Eis aqui postos os elementos que podem gerar uma terceira guerra mundial que será suicida. O Papa Francisco em sua intuição clara tem falado repetidas vezes que estamos já dentro da “terceira guerra mundial em pedaços”. Por esta razão conclama em tom quase desesperado (mas sempre pessoalmente esperançoso) de que “estamos todos no mesmo barco; ou nos salvamos todos ou ninguém se salva”(Fratelli tutti n.32).Não denuncia outra coisa e com frequência o  eminente intelectual Noam Chomsky. Enfaticamente afirma que há suficiente loucos no Pentágono e na Rússia que querem essa guerra que pode colocar um fim à espécie humana.É a razão tornada irracional e enlouquecida.

Desta forma se reforça o letal paradigma do dominus(senhor e dono) da modernidade e se debilita a alternativa do frater (irmão e irmã),proposto pelo Papa Francisco em sua encíclica Fratelli tutti, inspirado no melhor homem do Ocidente, Francisco de Assis. Ou nos confraternizamos todos entre nós e com a natureza ou então estamos,nas palavras do secretário da ONU António Guterrez, cavando a nossa própria sepultura.

Por que se optou pela vontade de poder e não pela vontade de viver dos pacifistas Albert Schweitzer, Leon Tolstói e Mahatma Gandhi? Por que a Europa que produziu tantos sábios e santos e santas escolheu  este caminho que pode devastar todo o planeta até fazê-lo inabitável? Acolheu como orientador o mais perigoso dos arquétipos, segundo C.G.Jung, aquele do poder,capaz de nos auto-destruir? Deixo aberta esta questão que Martin Heidegger levou sem resposta à sepultura.Pesaroso deixou escrito para ser publicado na pós-morte:”Só um Deus nos poderá salvar”.

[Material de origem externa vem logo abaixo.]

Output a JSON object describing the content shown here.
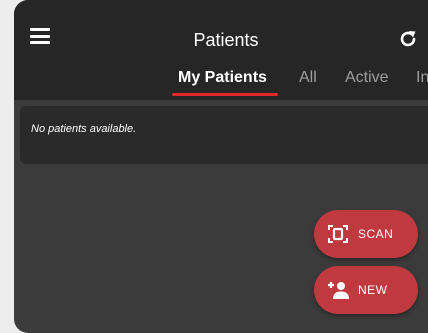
{
  "header": {
    "title": "Patients",
    "menu_icon": "hamburger-menu-icon",
    "refresh_icon": "refresh-icon"
  },
  "tabs": [
    {
      "label": "My Patients",
      "active": true
    },
    {
      "label": "All",
      "active": false
    },
    {
      "label": "Active",
      "active": false
    },
    {
      "label": "In",
      "active": false
    }
  ],
  "patients": {
    "empty_message": "No patients available."
  },
  "actions": {
    "scan": {
      "label": "SCAN",
      "icon": "scan-icon"
    },
    "new": {
      "label": "NEW",
      "icon": "add-person-icon"
    }
  },
  "colors": {
    "accent": "#e02a2a",
    "fab": "#c0393e",
    "header_bg": "#262626",
    "body_bg": "#3b3b3b"
  }
}
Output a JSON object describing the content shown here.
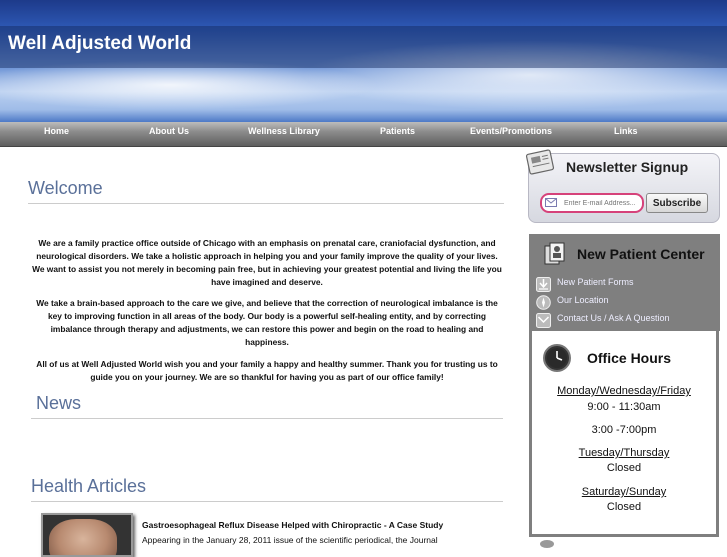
{
  "site": {
    "title": "Well Adjusted World"
  },
  "nav": [
    "Home",
    "About Us",
    "Wellness Library",
    "Patients",
    "Events/Promotions",
    "Links"
  ],
  "welcome": {
    "heading": "Welcome",
    "paragraphs": [
      "We are a family practice office outside of Chicago with an emphasis on prenatal care, craniofacial dysfunction, and neurological disorders.  We take a holistic approach in helping you and your family improve the quality of your lives.  We want to assist you not merely in becoming pain free, but in achieving your greatest potential and living the life you have imagined and deserve.",
      "We take a brain-based approach to the care we give, and believe that the correction of neurological imbalance is the key to improving function in all areas of the body.  Our body is a powerful self-healing entity, and by correcting imbalance through therapy and adjustments, we can restore this power and begin on the road to healing and happiness.",
      "All of us at Well Adjusted World wish you and your family a happy and healthy summer.  Thank you for trusting us to guide you on your journey.  We are so thankful for having you as part of our office family!"
    ]
  },
  "news": {
    "heading": "News"
  },
  "health": {
    "heading": "Health Articles",
    "article_title": "Gastroesophageal Reflux Disease Helped with Chiropractic - A Case Study",
    "article_snippet": "Appearing in the January 28, 2011 issue of the scientific periodical, the Journal"
  },
  "newsletter": {
    "title": "Newsletter Signup",
    "placeholder": "Enter E-mail Address...",
    "button": "Subscribe"
  },
  "new_patient": {
    "title": "New Patient Center",
    "links": [
      "New Patient Forms",
      "Our Location",
      "Contact Us / Ask A Question"
    ]
  },
  "office_hours": {
    "title": "Office Hours",
    "lines": [
      {
        "text": "Monday/Wednesday/Friday",
        "underline": true
      },
      {
        "text": "9:00 - 11:30am",
        "underline": false
      },
      {
        "text": "3:00 -7:00pm",
        "underline": false
      },
      {
        "text": "Tuesday/Thursday",
        "underline": true
      },
      {
        "text": "Closed",
        "underline": false
      },
      {
        "text": "Saturday/Sunday",
        "underline": true
      },
      {
        "text": "Closed",
        "underline": false
      }
    ]
  }
}
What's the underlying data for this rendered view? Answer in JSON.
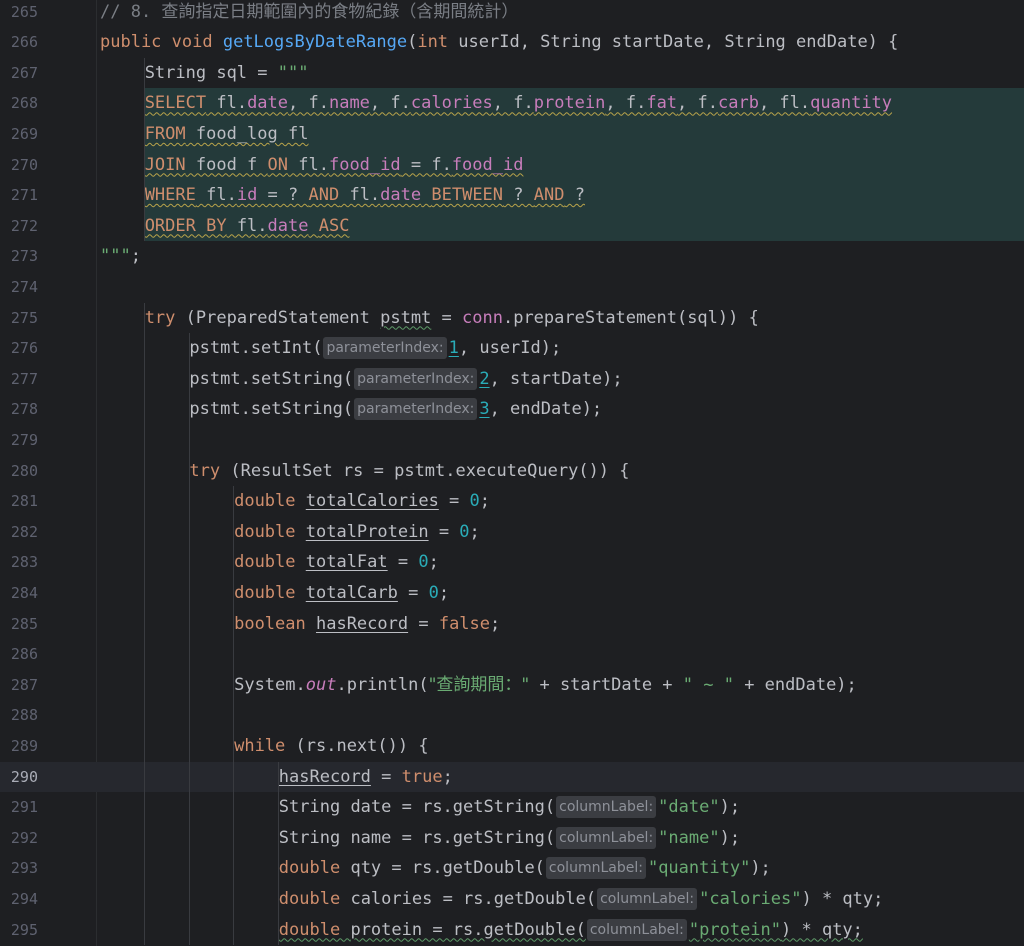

Pois é nesse Deus vivo e fonte de vida que colocamos nossa esperança. Isso ultrapassa os limites da ciência e da razão instrumental-analítica. É o salto da fé que também representa uma virtualidade presente no processo global cosmogênico.A alternativa a esta esperança são as trevas. Mas a luz tem mais direito que a trevas. Nessa luz cremos e esperamos.